\u3000\u30 Shenzhen Quanxinhao Co.Ltd(000007) 85 Easyhome New Retail Group Corporation Limited(000785) )
Event overview
The company released the first quarterly report of 2022. In 2022q1, the company’s revenue was 3.105 billion yuan, a year-on-year increase of – 7.30%; The net profit attributable to the parent company was 505 million yuan, a year-on-year increase of – 18.25%; The net profit attributable to the parent company after deducting non profits was 572 million yuan, a year-on-year increase of – 6.86%. From the beginning of 2022 to March 31, 2022, some stores of the company were temporarily closed due to the impact of the epidemic, which had a certain impact on the production and operation of the company, and the revenue decreased year-on-year; The decline in profit side growth rate was mainly due to the increase in the impairment loss of accounts receivable accrued by the company affected by the epidemic and the closure of Yinchuan children’s city, which recognized the income from asset disposal according to the new leasing standards. In terms of cash flow, the net cash flow generated from Q1’s operating activities in 2022 was 1.44 billion yuan, a year-on-year increase of + 21.30%, mainly due to the good return speed of the company’s funds and the higher growth rate of cash inflow from operating activities than that of cash outflow from operating activities.
Analysis and judgment:
Revenue side: due to the impact of the epidemic, the revenue decreased year-on-year. The company actively responded to the development of online channels and accelerated the digital transformation
In 2022q1, the company achieved a revenue of 3.105 billion yuan, a year-on-year increase of – 7.30%, mainly due to the temporary closure of some stores in Jilin, Liaoning, Hebei, Henan, Fujian and other provinces with serious epidemic diseases from the beginning of 2022 to March 31, 2022, and the growth rate of revenue decreased year-on-year. The company has taken a number of measures to actively respond to the impact of the epidemic. 1) it has strengthened online channel marketing, intensified “intra city station” marketing, intensified traffic acquisition, content grass planting and live broadcasting on tmall, Taobao, wechat, Tiktok, xiaohongshu and other third-party platforms, and spared no effort to build a marketing system for private traffic grass planting, customer acquisition, distribution and transformation with “wechat applet + enterprise wechat” as the core. 2) With “Dongwo” as the core, build a private domain traffic platform to realize the digitization of the whole consumption process of online product selection, store experience, departure decision-making and after-sales service. At the same time, empower home stores, factories and dealers to create collaborative value; And build a digital industry service platform of s2b2c mode to accelerate the pace of digital transformation. 3) Join hands with merchants for heating and carry out joint marketing with factories and merchants.

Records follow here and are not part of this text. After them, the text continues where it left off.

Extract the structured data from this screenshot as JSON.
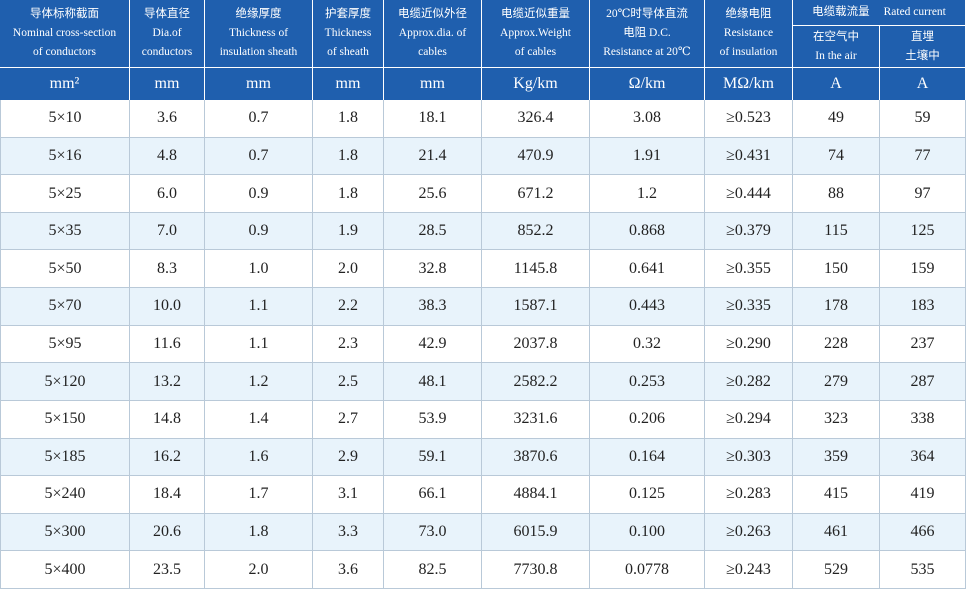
{
  "header": {
    "columns": [
      [
        "导体标称截面",
        "Nominal cross-section",
        "of conductors"
      ],
      [
        "导体直径",
        "Dia.of",
        "conductors"
      ],
      [
        "绝缘厚度",
        "Thickness of",
        "insulation sheath"
      ],
      [
        "护套厚度",
        "Thickness",
        "of sheath"
      ],
      [
        "电缆近似外径",
        "Approx.dia. of",
        "cables"
      ],
      [
        "电缆近似重量",
        "Approx.Weight",
        "of cables"
      ],
      [
        "20℃时导体直流",
        "电阻 D.C.",
        "Resistance at 20℃"
      ],
      [
        "绝缘电阻",
        "Resistance",
        "of insulation"
      ]
    ],
    "current": {
      "title": [
        "电缆载流量",
        "Rated current"
      ],
      "sub": [
        [
          "在空气中",
          "In the air"
        ],
        [
          "直埋",
          "土壤中"
        ]
      ]
    }
  },
  "units": [
    "mm²",
    "mm",
    "mm",
    "mm",
    "mm",
    "Kg/km",
    "Ω/km",
    "MΩ/km",
    "A",
    "A"
  ],
  "rows": [
    [
      "5×10",
      "3.6",
      "0.7",
      "1.8",
      "18.1",
      "326.4",
      "3.08",
      "≥0.523",
      "49",
      "59"
    ],
    [
      "5×16",
      "4.8",
      "0.7",
      "1.8",
      "21.4",
      "470.9",
      "1.91",
      "≥0.431",
      "74",
      "77"
    ],
    [
      "5×25",
      "6.0",
      "0.9",
      "1.8",
      "25.6",
      "671.2",
      "1.2",
      "≥0.444",
      "88",
      "97"
    ],
    [
      "5×35",
      "7.0",
      "0.9",
      "1.9",
      "28.5",
      "852.2",
      "0.868",
      "≥0.379",
      "115",
      "125"
    ],
    [
      "5×50",
      "8.3",
      "1.0",
      "2.0",
      "32.8",
      "1145.8",
      "0.641",
      "≥0.355",
      "150",
      "159"
    ],
    [
      "5×70",
      "10.0",
      "1.1",
      "2.2",
      "38.3",
      "1587.1",
      "0.443",
      "≥0.335",
      "178",
      "183"
    ],
    [
      "5×95",
      "11.6",
      "1.1",
      "2.3",
      "42.9",
      "2037.8",
      "0.32",
      "≥0.290",
      "228",
      "237"
    ],
    [
      "5×120",
      "13.2",
      "1.2",
      "2.5",
      "48.1",
      "2582.2",
      "0.253",
      "≥0.282",
      "279",
      "287"
    ],
    [
      "5×150",
      "14.8",
      "1.4",
      "2.7",
      "53.9",
      "3231.6",
      "0.206",
      "≥0.294",
      "323",
      "338"
    ],
    [
      "5×185",
      "16.2",
      "1.6",
      "2.9",
      "59.1",
      "3870.6",
      "0.164",
      "≥0.303",
      "359",
      "364"
    ],
    [
      "5×240",
      "18.4",
      "1.7",
      "3.1",
      "66.1",
      "4884.1",
      "0.125",
      "≥0.283",
      "415",
      "419"
    ],
    [
      "5×300",
      "20.6",
      "1.8",
      "3.3",
      "73.0",
      "6015.9",
      "0.100",
      "≥0.263",
      "461",
      "466"
    ],
    [
      "5×400",
      "23.5",
      "2.0",
      "3.6",
      "82.5",
      "7730.8",
      "0.0778",
      "≥0.243",
      "529",
      "535"
    ]
  ]
}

Profit side: the profitability declined slightly, and the expense rate increased during the period
In 2022q1, the gross profit margin and net profit margin of the company were 45.85% and 16.88% respectively, with a year-on-year decrease of -0.32pct and -1.98pct respectively. The profitability declined. The decline of net profit margin was greater than that of gross profit margin, mainly due to the increase of expense rate during the period. In terms of period expense rate, the period expense rate of 2022q1 company was 19.39%, with a year-on-year increase of + 1.13pct, of which the sales expense rate, management expense rate, R & D expense rate and financial expense rate were 7.43%, 3.71%, 0.03% and 8.22% respectively, with a year-on-year increase of + 1.44pct, + 0.67pct, + 0.03pct and -1.00pct. The increase of sales expense rate is expected to be due to the company’s increasing investment in online marketing.
Investment suggestions:
Considering that the company continues to expand new categories, explore new brands, and strive to explore the integration of large home and large consumption, as well as the company’s digital transformation and increase relevant operation investment, we maintain the previous profit forecast, and the company’s revenue in 22-24 years is expected to be 15.023 billion yuan, 17.486 billion yuan and 20.588 billion yuan respectively; EPS is 0.40, 0.46 and 0.54 yuan respectively, corresponding to the closing price of 3.99 yuan / share on April 28, 2022. The PE of 22-24 years is 11 / 9 / 8 times respectively, maintaining the “buy” rating.
Risk tips:
Repeated outbreaks; The completion of the property is less than expected; The company’s new retail and digital transformation are not as expected.